Our oldest son, Tug, has achieved some magnificent accomplishments over the years. Through all of his schooling he was a straight A scholar and also student body president in college where he graduated at the top of his class. He managed this again when he got his master’s degree, in spite of working full time overseeing multiple rigs and raising a family. He’s a goal setter and hard worker, develop tubing for directional drilling and broke records for oil companies, but with that many braincells, like the rest of us, I’m sure he can’t quite fathom how he came from my loins. Tug was born much more grownup than me and just a tad on the serious side, and I’m pretty sure he’s often wondered if maybe the stork got turned around in a spring blizzard and dropped him into the arms of a woman who’s not quite right; she doesn’t even know which way is east.
One December when Tug was home from college, I’d written our Christmas letter and left it on my desk. The next morning, I found a revised version he’d done in humor form, good-naturedly torturing all the family including me. He wrote poetry as a youngster and I’m still amazed at his ability. He’s amazed I’ve managed to live this long and not get hit by a bus.
When he was 10 years old and in fourth grade, he wrote a poem he titled, “Wyoming.” His teacher called to say she felt the poem had been plagiarized due to the verses, “… But what is this land where clouds do roll, where the paintbrush fills the soul? Where the skies shine on me, except under that cottonwood tree. Where the jade twinkles in a rush, in grass of meadows so green and lush …”
I explained that I’d seen him writing at the kitchen table the night before while I stood at the stove pretending to know how to cook. She wasn’t convinced so he sat at her desk and wrote another poem, and only then did she relent. I wanted to backhand her, but really, knowing who his mother was, wouldn’t anyone question sophistication and poise? I kind of understood.
One December when he was 14, he penned the following poem, titled:
“The Christmas Meaning.”
“Young Jenny was in bed, tucked in and fast asleep,
With dreams of joy and presents, hers soon to keep.
With a kitten at her feet and warm blankets on top,
She dreamt happily as if Christmas would never stop.

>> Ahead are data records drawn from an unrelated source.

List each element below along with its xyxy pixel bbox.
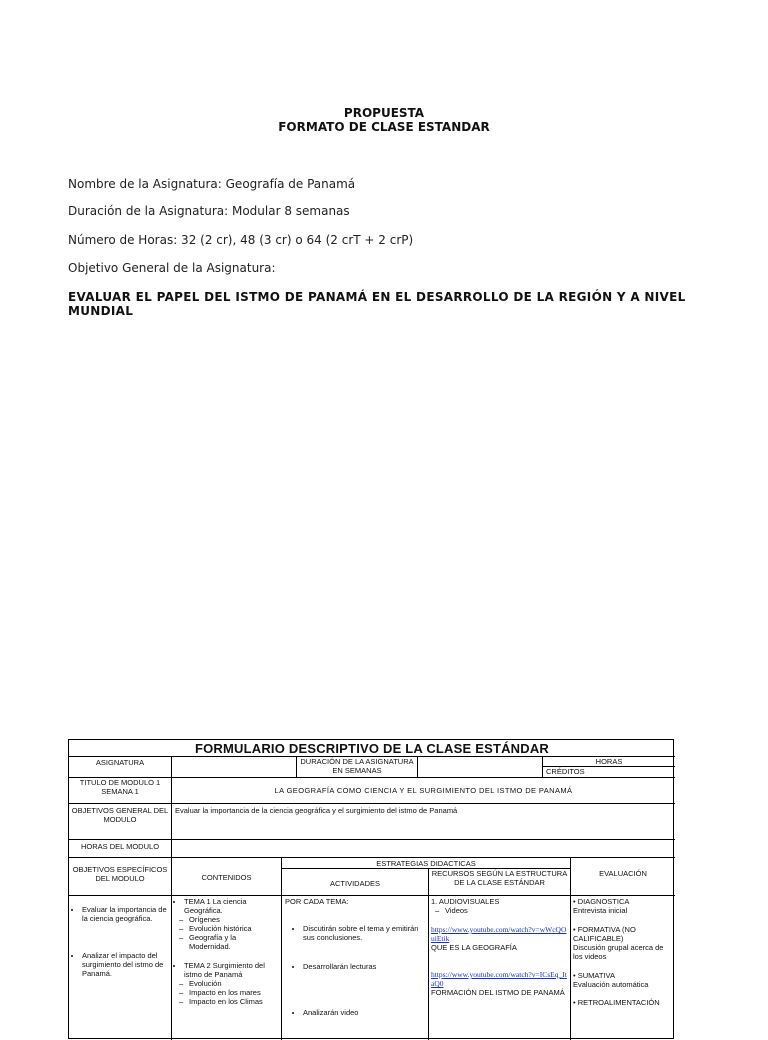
- form-title: FORMULARIO DESCRIPTIVO DE LA CLASE ESTÁNDAR: [194, 741, 550, 756]
- recursos-head: 1. AUDIOVISUALES: [431, 897, 500, 906]
- actividades-intro: POR CADA TEMA:: [285, 897, 349, 906]
- subject-hours: Número de Horas: 32 (2 cr), 48 (3 cr) o 64 (2 crT + 2 crP): [68, 233, 414, 247]
- tema-1-item: – Geografía y la Modernidad.: [189, 933, 279, 951]
- header-line-1: PROPUESTA: [343, 106, 425, 120]
- recursos-sub: – Videos: [445, 906, 569, 915]
- video-link-2[interactable]: https://www.youtube.com/watch?v=ICsEq_ItaQ0: [431, 970, 567, 988]
- col-estrategias-header: ESTRATEGIAS DIDACTICAS: [376, 859, 476, 868]
- eval-formativa: FORMATIVA (NO CALIFICABLE): [573, 925, 636, 943]
- video-title-2: FORMACIÓN DEL ISTMO DE PANAMÁ: [431, 988, 565, 997]
- actividad-item: • Discutirán sobre el tema y emitirán sus conclusiones.: [303, 924, 425, 942]
- tema-1: • TEMA 1 La ciencia Geográfica.: [184, 897, 279, 915]
- evaluacion-cell: • DIAGNOSTICA Entrevista inicial • FORMATIVA (NO CALIFICABLE) Discusión grupal acerca de los videos • SUMATIVA Evaluación automática • RETROALIMENTACIÓN: [573, 897, 673, 1007]
- titulo-modulo-label: TITULO DE MODULO 1 SEMANA 1: [79, 778, 161, 796]
- actividades-cell: [285, 897, 425, 1017]
- recursos-cell: [431, 897, 569, 997]
- actividad-item: • Desarrollarán lecturas: [303, 962, 425, 971]
- col-actividades-header: ACTIVIDADES: [329, 879, 380, 888]
- asignatura-label: ASIGNATURA: [95, 758, 145, 767]
- subject-name: Nombre de la Asignatura: Geografía de Panamá: [68, 177, 356, 191]
- col-evaluacion-header: EVALUACIÓN: [599, 869, 647, 878]
- tema-1-item: – Evolución histórica: [189, 924, 279, 933]
- contenidos-cell: [175, 897, 279, 1006]
- eval-diagnostica-text: Entrevista inicial: [573, 906, 628, 915]
- eval-retroalimentacion: RETROALIMENTACIÓN: [577, 998, 660, 1007]
- eval-diagnostica: DIAGNOSTICA: [577, 897, 630, 906]
- creditos-label: CRÉDITOS: [546, 767, 585, 776]
- subject-duration: Duración de la Asignatura: Modular 8 semanas: [68, 204, 350, 218]
- eval-formativa-text: Discusión grupal acerca de los videos: [573, 943, 664, 961]
- tema-2-item: – Impacto en los mares: [189, 988, 279, 997]
- document-header: [0, 106, 768, 134]
- video-link-1[interactable]: https://www.youtube.com/watch?v=wWcQOuiEtik: [431, 925, 567, 943]
- class-form-table: [68, 739, 674, 1039]
- header-line-2: FORMATO DE CLASE ESTANDAR: [278, 120, 490, 134]
- horas-label: HORAS: [595, 757, 623, 766]
- horas-modulo-label: HORAS DEL MODULO: [80, 842, 160, 851]
- eval-sumativa-text: Evaluación automática: [573, 980, 649, 989]
- general-objective-label: Objetivo General de la Asignatura:: [68, 261, 276, 275]
- eval-sumativa: SUMATIVA: [577, 971, 615, 980]
- col-contenidos-header: CONTENIDOS: [201, 873, 252, 882]
- video-title-1: QUE ES LA GEOGRAFÍA: [431, 943, 517, 952]
- tema-2: • TEMA 2 Surgimiento del istmo de Panamá: [184, 961, 279, 979]
- objetivo-item: • Analizar el impacto del surgimiento del istmo de Panamá.: [82, 951, 169, 978]
- objetivos-general-label: OBJETIVOS GENERAL DEL MODULO: [71, 806, 169, 824]
- titulo-modulo-value: LA GEOGRAFÍA COMO CIENCIA Y EL SURGIMIENTO DEL ISTMO DE PANAMÁ: [274, 786, 573, 795]
- tema-1-item: – Orígenes: [189, 915, 279, 924]
- actividad-item: • Analizarán video: [303, 1008, 425, 1017]
- objetivos-especificos-cell: [73, 905, 169, 978]
- col-objetivos-header: OBJETIVOS ESPECÍFICOS DEL MODULO: [72, 865, 168, 883]
- general-objective: EVALUAR EL PAPEL DEL ISTMO DE PANAMÁ EN EL DESARROLLO DE LA REGIÓN Y A NIVEL MUNDIAL: [68, 290, 686, 318]
- objetivos-general-value: Evaluar la importancia de la ciencia geográfica y el surgimiento del istmo de Panamá: [175, 806, 458, 815]
- tema-2-item: – Impacto en los Climas: [189, 997, 279, 1006]
- col-recursos-header: RECURSOS SEGÚN LA ESTRUCTURA DE LA CLASE ESTÁNDAR: [431, 869, 568, 887]
- tema-2-item: – Evolución: [189, 979, 279, 988]
- objetivo-item: • Evaluar la importancia de la ciencia geográfica.: [82, 905, 169, 923]
- duracion-label: DURACIÓN DE LA ASIGNATURA EN SEMANAS: [300, 757, 414, 775]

Then all of a sudden, a thud rose from the roof,
Followed by others, like a galloping hoof.
Jenny fell back to sleep, tiredness trying to loom,
When suddenly someone was walking around in the living room.
With curiosity overcoming, Jenny felt her way to the sound,
When she suddenly hit a belt buckle, with a belly big and round.

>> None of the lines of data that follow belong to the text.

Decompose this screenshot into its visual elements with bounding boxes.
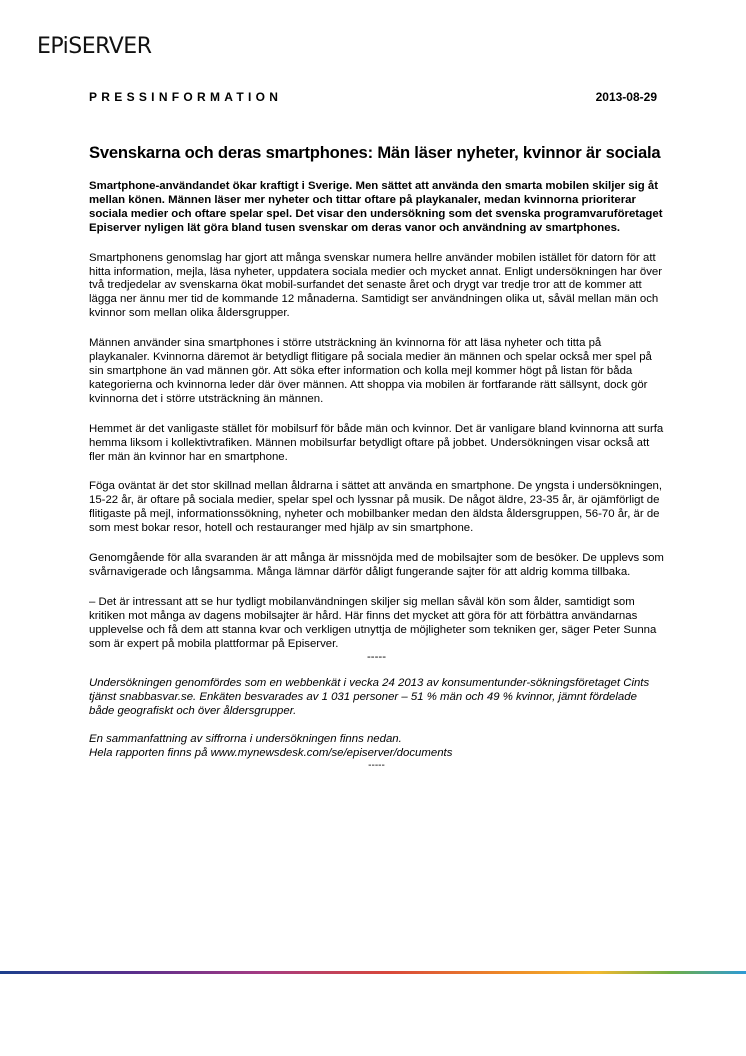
article-title: Svenskarna och deras smartphones: Män läser nyheter, kvinnor är sociala: [89, 143, 661, 162]
paragraph: Männen använder sina smartphones i större utsträckning än kvinnorna för att läsa nyheter och titta på playkanaler. Kvinnorna däremot är betydligt flitigare på sociala medier än männen och spelar också mer spel på sin smartphone än vad männen gör. Att söka efter information och kolla mejl kommer högt på listan för båda kategorierna och kvinnorna leder där över männen. Att shoppa via mobilen är fortfarande rätt sällsynt, dock gör kvinnorna det i större utsträckning än männen.: [89, 337, 652, 405]
lead-paragraph: Smartphone-användandet ökar kraftigt i Sverige. Men sättet att använda den smarta mobilen skiljer sig åt mellan könen. Männen läser mer nyheter och tittar oftare på playkanaler, medan kvinnorna prioriterar sociala medier och oftare spelar spel. Det visar den undersökning som det svenska programvaruföretaget Episerver nyligen lät göra bland tusen svenskar om deras vanor och användning av smartphones.: [89, 180, 663, 234]
episerver-logo: EPiSERVER: [37, 34, 152, 59]
separator-end: -----: [368, 760, 385, 771]
press-header: [89, 90, 657, 104]
press-date: 2013-08-29: [595, 90, 657, 104]
article-body: [89, 180, 664, 771]
footnote-method: Undersökningen genomfördes som en webbenkät i vecka 24 2013 av konsumentunder-sökningsföretaget Cints tjänst snabbasvar.se. Enkäten besvarades av 1 031 personer – 51 % män och 49 % kvinnor, jämnt fördelade både geografiskt och över åldersgrupper.: [89, 677, 650, 718]
footnote-report-link: Hela rapporten finns på www.mynewsdesk.com/se/episerver/documents: [89, 747, 453, 760]
quote-paragraph: – Det är intressant att se hur tydligt mobilanvändningen skiljer sig mellan såväl kön som ålder, samtidigt som kritiken mot många av dagens mobilsajter är hård. Här finns det mycket att göra för att förbättra användarnas upplevelse och få dem att stanna kvar och verkligen utnyttja de möjligheter som tekniken ger, säger Peter Sunna som är expert på mobila plattformar på Episerver.: [89, 595, 657, 650]
paragraph: Smartphonens genomslag har gjort att många svenskar numera hellre använder mobilen istället för datorn för att hitta information, mejla, läsa nyheter, uppdatera sociala medier och mycket annat. Enligt undersökningen har över två tredjedelar av svenskarna ökat mobil-surfandet det senaste året och drygt var tredje tror att de kommer att lägga ner ännu mer tid de kommande 12 månaderna. Samtidigt ser användningen olika ut, såväl mellan män och kvinnor som mellan olika åldersgrupper.: [89, 251, 663, 320]
separator: -----: [367, 651, 386, 664]
paragraph: Genomgående för alla svaranden är att många är missnöjda med de mobilsajter som de besöker. De upplevs som svårnavigerade och långsamma. Många lämnar därför dåligt fungerande sajter för att aldrig komma tillbaka.: [89, 552, 664, 578]
press-label: PRESSINFORMATION: [89, 90, 283, 104]
paragraph: Föga oväntat är det stor skillnad mellan åldrarna i sättet att använda en smartphone. De yngsta i undersökningen, 15-22 år, är oftare på sociala medier, spelar spel och lyssnar på musik. De något äldre, 23-35 år, är ojämförligt de flitigaste på mejl, informationssökning, nyheter och mobilbanker medan den äldsta åldersgruppen, 56-70 år, är de som mest bokar resor, hotell och restauranger med hjälp av sin smartphone.: [89, 480, 663, 535]
brand-color-bar: [0, 971, 746, 974]
paragraph: Hemmet är det vanligaste stället för mobilsurf för både män och kvinnor. Det är vanligare bland kvinnorna att surfa hemma liksom i kollektivtrafiken. Männen mobilsurfar betydligt oftare på jobbet. Undersökningen visar också att fler män än kvinnor har en smartphone.: [89, 422, 664, 463]
footnote-summary: En sammanfattning av siffrorna i undersökningen finns nedan.: [89, 733, 402, 746]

The man erupted into laughter, with a ho-ho type of chuckle,
And his red suit shook from his white beard right down to his buckle.

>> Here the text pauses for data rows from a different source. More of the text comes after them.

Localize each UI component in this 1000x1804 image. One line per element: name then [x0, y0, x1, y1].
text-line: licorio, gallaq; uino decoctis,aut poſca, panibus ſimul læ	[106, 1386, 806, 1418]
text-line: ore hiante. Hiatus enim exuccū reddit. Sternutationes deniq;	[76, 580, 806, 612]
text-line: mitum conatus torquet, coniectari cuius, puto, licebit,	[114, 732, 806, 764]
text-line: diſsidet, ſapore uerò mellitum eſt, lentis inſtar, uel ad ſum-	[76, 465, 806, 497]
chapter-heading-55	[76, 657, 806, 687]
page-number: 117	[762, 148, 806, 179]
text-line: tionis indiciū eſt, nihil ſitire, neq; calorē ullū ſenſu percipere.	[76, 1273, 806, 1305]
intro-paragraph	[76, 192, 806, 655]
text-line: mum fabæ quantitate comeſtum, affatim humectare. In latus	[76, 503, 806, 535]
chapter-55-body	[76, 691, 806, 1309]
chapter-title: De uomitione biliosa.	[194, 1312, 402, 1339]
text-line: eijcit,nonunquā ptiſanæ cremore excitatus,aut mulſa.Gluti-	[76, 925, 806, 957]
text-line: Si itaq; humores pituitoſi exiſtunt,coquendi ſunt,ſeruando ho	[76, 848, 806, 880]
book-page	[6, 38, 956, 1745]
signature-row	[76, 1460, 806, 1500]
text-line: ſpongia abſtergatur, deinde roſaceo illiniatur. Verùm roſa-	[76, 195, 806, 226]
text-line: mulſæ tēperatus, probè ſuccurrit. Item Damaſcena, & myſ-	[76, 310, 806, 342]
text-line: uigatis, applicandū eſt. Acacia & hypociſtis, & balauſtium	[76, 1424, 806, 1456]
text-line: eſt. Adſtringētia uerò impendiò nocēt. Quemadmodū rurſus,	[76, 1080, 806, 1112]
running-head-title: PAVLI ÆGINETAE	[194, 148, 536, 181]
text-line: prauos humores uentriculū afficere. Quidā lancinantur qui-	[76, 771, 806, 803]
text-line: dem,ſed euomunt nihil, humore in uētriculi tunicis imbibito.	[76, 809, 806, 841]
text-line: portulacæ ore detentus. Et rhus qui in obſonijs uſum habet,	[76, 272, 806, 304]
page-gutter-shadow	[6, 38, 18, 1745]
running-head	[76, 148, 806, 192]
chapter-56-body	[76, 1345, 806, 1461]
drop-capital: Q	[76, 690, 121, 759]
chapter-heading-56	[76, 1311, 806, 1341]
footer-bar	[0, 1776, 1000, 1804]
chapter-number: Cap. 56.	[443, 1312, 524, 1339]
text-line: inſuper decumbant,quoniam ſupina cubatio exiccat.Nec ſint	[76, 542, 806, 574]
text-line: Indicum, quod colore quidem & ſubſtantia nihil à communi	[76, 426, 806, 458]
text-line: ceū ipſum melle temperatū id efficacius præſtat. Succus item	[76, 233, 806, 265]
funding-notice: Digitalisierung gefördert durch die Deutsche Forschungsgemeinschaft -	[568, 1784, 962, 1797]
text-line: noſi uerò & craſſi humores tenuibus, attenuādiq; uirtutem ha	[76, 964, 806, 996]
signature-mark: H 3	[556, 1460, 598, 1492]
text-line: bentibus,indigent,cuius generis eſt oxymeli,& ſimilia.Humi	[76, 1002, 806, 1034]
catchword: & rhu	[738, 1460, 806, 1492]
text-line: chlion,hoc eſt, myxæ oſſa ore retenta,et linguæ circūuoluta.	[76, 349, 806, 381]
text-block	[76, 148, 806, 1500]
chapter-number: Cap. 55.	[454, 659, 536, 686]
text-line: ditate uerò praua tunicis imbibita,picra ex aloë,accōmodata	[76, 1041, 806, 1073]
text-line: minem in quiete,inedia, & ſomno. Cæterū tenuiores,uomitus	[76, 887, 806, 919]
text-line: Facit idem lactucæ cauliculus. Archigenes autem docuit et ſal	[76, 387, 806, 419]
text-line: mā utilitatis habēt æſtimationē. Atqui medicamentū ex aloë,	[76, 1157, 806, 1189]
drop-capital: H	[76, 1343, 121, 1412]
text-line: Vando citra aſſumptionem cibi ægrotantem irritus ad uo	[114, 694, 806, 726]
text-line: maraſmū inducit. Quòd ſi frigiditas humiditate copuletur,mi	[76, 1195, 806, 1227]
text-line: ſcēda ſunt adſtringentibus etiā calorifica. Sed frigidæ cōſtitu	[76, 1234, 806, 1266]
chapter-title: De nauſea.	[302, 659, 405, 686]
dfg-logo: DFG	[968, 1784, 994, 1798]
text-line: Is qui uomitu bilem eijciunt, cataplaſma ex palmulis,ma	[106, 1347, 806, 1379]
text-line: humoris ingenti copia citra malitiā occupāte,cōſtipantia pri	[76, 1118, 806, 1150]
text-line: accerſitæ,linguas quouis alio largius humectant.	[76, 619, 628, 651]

Then he softly sat down and put Jenny on his knee,
And with a kindly old voice asked Jenny what she’d come to see?
She replied she’d heard a sound and went and found him there
The man told her he was Santa and he had brought her a teddy bear.
She said his whiskers tickled and wondered if she could ask him a question?
He laughed a little, said yes, and shifted his position.
Tell me all about it Santa, what is Christmas like, she asked.
Why it’s a loving, giving, receiving time and a religious holiday, though that is usually masked.
It has candy canes, presents, stockings and me,
Carols, Christ’s birth and a Christmas tree.
She smiled, yawned said she was tired, and gave old Santa a hug,
He kissed her forehead and tucked her in bed, making her cozy and snug.
Before she fell asleep, she asked Santa so kind,
To give the teddy bear to her parents, if you don’t mind.
For I’ve already found Christmas, presents I don’t need,
Santa nodded and closed her door, her Christmas was love not greed.
A tear came to his eye, her love in his mind,
For when little Jenny was born, she was born blind.”
I’m tremendously grateful for the blessings from Jesus in gifting me with Gar, my offspring, grafted-in-daughters, grandbabies, friends and all who endure me. May this be the merriest Christmas ever and in the words of Tiny Tim, “God bless us everyone.”